Diagnostic imaging of the stifle in patients with CCL pathology is usually centered around radiographic evaluation. Radiographic examination is warranted in every case of hindlimb lameness even if surgical intervention is not an option. It should be suggested that good‐quality orthogonal views of both the affected and unaffected stifles should be performed (Figures 1.9 and 1.10). While the CCL itself is not visible on radiographs (unless associated with an avulsion of the CCL), there are two key findings that can be appreciated: osteoarthritic changes and intraarticular changes (meniscal edema, synovial hyperplasia, and joint effusion).

Figure 1.8 Demonstration of the tibial compression test. One hand is placed on the distal femur with the thumb on the lateral fabella and the index finger on the patella. The other hand is used to hold the metatarsals and tarsocrural joint. With the stifle held stable, the tarsocrural joint is flexed and extended. The clinician observes for a cranial‐to‐caudal motion of the tibial tuberosity indicating pathology of the CCL.

The earliest finding of CCL pathology is the presence of joint effusion (Figure 1.11). This is noted by cranial displacement of the infrapatellar fat pad on the lateral view. The normal fat pad should be triangular in shape and located adjacent to the cranial margin of the femoral condyles and the cranial aspect of the tibial condyles. In most cases, any displacement from these normal margins is consistent with the presence of joint effusion. In addition, there may be displacement of the caudal joint capsule (Figure 1.11). The degree of joint effusion in some cases can be roughly correlated with the degree of CCL pathology. Generally, patients with competent partial CCL pathology will have less joint effusion than patients with incompetent or complete CCL pathology. Evidence of likely synovitis can be noted as subtle regions of sclerosis noted on the caudal aspect of the trochlear groove as seen on the lateral view.

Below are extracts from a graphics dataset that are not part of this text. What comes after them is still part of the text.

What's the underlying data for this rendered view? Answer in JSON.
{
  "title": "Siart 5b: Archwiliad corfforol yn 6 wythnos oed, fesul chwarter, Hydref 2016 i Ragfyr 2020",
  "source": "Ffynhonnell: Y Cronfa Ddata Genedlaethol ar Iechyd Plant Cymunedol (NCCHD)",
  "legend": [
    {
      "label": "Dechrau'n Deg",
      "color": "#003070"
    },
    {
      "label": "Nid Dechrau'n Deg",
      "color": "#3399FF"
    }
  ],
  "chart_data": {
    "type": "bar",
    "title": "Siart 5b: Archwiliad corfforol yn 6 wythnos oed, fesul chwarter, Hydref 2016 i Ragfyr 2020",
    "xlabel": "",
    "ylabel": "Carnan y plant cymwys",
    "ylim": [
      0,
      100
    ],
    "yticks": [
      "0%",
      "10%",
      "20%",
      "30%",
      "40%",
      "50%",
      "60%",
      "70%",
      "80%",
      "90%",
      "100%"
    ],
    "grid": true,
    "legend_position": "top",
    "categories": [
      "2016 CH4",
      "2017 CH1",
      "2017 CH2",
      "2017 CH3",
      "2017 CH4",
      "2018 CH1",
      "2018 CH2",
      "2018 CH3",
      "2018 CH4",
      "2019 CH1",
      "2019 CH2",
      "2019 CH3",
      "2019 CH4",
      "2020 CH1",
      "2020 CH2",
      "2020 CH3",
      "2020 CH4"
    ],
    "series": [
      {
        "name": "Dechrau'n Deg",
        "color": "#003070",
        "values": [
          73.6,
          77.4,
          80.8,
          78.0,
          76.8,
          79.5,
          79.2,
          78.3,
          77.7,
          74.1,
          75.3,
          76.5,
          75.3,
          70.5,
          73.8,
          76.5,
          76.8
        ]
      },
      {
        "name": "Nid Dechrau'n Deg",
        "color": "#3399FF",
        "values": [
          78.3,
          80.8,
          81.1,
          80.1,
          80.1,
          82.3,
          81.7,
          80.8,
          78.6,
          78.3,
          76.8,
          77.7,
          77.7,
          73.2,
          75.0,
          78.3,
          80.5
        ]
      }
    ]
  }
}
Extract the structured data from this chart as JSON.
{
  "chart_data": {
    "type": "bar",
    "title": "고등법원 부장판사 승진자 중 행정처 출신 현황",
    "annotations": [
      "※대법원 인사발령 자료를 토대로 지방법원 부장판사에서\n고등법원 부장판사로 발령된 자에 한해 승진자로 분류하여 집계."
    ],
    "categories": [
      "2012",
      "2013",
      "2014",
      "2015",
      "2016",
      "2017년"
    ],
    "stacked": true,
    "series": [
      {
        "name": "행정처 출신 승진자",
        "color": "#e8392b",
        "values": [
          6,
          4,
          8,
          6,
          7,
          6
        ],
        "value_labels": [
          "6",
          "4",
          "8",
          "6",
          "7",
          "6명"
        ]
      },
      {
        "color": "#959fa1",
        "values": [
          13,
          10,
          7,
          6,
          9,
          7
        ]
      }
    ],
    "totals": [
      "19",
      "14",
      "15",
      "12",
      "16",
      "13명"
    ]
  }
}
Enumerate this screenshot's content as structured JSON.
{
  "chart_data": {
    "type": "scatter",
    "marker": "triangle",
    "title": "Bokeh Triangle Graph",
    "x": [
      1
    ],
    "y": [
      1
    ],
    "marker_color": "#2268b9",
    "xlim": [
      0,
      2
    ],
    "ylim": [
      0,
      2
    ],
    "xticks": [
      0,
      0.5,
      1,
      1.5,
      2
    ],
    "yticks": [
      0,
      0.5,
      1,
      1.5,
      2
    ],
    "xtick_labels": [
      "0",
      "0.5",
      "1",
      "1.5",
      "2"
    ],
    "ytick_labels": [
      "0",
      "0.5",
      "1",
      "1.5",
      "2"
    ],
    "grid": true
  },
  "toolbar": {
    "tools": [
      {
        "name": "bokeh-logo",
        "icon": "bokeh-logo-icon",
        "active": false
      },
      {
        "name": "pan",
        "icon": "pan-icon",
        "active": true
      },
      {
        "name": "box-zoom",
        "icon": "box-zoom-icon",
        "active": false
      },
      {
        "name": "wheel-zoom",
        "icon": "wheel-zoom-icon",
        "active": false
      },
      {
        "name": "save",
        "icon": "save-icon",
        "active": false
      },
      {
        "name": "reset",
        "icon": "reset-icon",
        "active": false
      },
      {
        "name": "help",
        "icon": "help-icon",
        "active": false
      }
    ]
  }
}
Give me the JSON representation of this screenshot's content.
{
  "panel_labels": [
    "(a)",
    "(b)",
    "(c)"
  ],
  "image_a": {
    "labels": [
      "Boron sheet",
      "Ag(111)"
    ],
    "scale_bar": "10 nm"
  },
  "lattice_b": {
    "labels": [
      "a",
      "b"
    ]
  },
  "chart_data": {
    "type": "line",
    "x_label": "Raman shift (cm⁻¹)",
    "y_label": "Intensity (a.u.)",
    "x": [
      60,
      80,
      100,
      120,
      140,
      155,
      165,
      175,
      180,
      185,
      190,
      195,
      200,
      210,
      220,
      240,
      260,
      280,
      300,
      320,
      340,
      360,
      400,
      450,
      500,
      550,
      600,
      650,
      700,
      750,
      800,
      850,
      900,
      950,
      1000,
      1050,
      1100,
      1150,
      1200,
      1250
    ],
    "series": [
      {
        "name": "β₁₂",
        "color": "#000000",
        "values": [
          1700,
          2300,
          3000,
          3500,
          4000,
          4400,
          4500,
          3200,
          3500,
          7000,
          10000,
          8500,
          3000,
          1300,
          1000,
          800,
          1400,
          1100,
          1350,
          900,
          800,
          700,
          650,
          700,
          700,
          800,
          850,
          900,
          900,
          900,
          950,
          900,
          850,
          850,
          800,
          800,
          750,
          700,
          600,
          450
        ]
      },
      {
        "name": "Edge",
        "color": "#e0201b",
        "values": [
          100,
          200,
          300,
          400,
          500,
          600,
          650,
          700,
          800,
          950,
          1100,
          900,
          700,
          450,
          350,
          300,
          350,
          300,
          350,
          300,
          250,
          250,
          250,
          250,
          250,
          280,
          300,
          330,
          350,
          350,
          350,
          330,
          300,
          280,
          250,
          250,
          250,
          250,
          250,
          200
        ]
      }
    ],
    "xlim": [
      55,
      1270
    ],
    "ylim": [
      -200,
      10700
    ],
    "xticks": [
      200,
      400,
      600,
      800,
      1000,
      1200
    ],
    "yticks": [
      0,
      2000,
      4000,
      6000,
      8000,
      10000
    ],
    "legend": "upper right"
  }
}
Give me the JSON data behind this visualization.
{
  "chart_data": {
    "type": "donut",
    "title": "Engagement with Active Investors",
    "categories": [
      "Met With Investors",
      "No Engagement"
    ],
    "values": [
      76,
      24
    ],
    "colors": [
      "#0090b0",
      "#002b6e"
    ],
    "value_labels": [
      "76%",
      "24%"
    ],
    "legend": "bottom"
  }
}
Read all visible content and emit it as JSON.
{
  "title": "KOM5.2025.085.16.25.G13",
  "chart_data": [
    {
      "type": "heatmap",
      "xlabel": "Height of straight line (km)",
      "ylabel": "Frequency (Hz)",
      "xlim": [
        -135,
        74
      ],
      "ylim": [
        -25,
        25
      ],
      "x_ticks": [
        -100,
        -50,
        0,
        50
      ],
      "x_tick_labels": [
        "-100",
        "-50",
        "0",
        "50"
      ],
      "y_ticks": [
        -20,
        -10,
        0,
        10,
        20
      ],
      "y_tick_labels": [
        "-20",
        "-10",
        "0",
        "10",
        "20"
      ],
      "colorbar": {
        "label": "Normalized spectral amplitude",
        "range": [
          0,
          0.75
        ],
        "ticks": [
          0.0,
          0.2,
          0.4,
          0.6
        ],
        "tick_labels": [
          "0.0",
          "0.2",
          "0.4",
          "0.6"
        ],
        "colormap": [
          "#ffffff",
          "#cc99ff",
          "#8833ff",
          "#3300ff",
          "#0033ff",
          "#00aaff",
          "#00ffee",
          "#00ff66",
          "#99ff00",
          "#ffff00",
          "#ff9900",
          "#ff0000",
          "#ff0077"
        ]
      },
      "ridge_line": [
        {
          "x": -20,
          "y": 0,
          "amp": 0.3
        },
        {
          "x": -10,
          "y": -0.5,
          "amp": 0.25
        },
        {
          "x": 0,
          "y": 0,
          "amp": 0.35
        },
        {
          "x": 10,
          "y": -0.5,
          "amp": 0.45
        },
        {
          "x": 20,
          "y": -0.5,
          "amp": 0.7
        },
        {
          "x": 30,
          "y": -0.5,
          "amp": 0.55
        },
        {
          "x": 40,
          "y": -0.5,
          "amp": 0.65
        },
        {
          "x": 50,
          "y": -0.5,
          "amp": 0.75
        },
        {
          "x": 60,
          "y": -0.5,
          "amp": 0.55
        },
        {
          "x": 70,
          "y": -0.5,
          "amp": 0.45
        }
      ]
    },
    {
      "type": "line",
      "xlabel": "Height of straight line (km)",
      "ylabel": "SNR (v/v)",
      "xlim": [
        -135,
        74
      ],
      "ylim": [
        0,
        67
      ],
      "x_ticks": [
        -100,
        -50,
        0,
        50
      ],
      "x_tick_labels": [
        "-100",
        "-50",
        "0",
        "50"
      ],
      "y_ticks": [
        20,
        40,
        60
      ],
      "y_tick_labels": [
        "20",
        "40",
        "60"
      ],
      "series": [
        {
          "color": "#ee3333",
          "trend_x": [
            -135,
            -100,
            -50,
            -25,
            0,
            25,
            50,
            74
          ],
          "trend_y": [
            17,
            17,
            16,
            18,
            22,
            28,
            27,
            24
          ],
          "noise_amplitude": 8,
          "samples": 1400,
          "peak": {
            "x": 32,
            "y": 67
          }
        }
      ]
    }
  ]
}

Degenerative changes can readily be seen in patients with CCL pathology (Figure 1.12). In particular, changes will be noted at the proximal trochlear groove, lateral and medial femoral trochlea, distal pole of the patella (patella apex), caudal tibial plateau, medial and lateral aspects of the tibial condyle margins, and both fabellae. In some cases, the sesamoid bone of the popliteal muscle can be displaced proximally and/or caudally. The importance of taking contralateral radiographs at the time of initial diagnosis is for the evaluation of OA and joint effusion as well as detection of other pathologies that might exist. If noted on the contralateral stifle (even in the face of joint stability), one should assume there is already CCL pathology present and the likelihood of joint instability developing is high. If this is present, it is important to educate the owner regarding this finding.

Figure 1.9 A lateral radiograph documenting appropriate positioning of the stifle. Notice there is superimposition of the femoral condyles and the tibial plateau demonstrating a straight view in the sagittal plane.

Figure 1.10 A cranial‐caudal radiograph documenting appropriate position of the stifle. Notice how the calcaneus intersects the center of the trochlear ridge of the talus demonstrating a straight view in the frontal plane.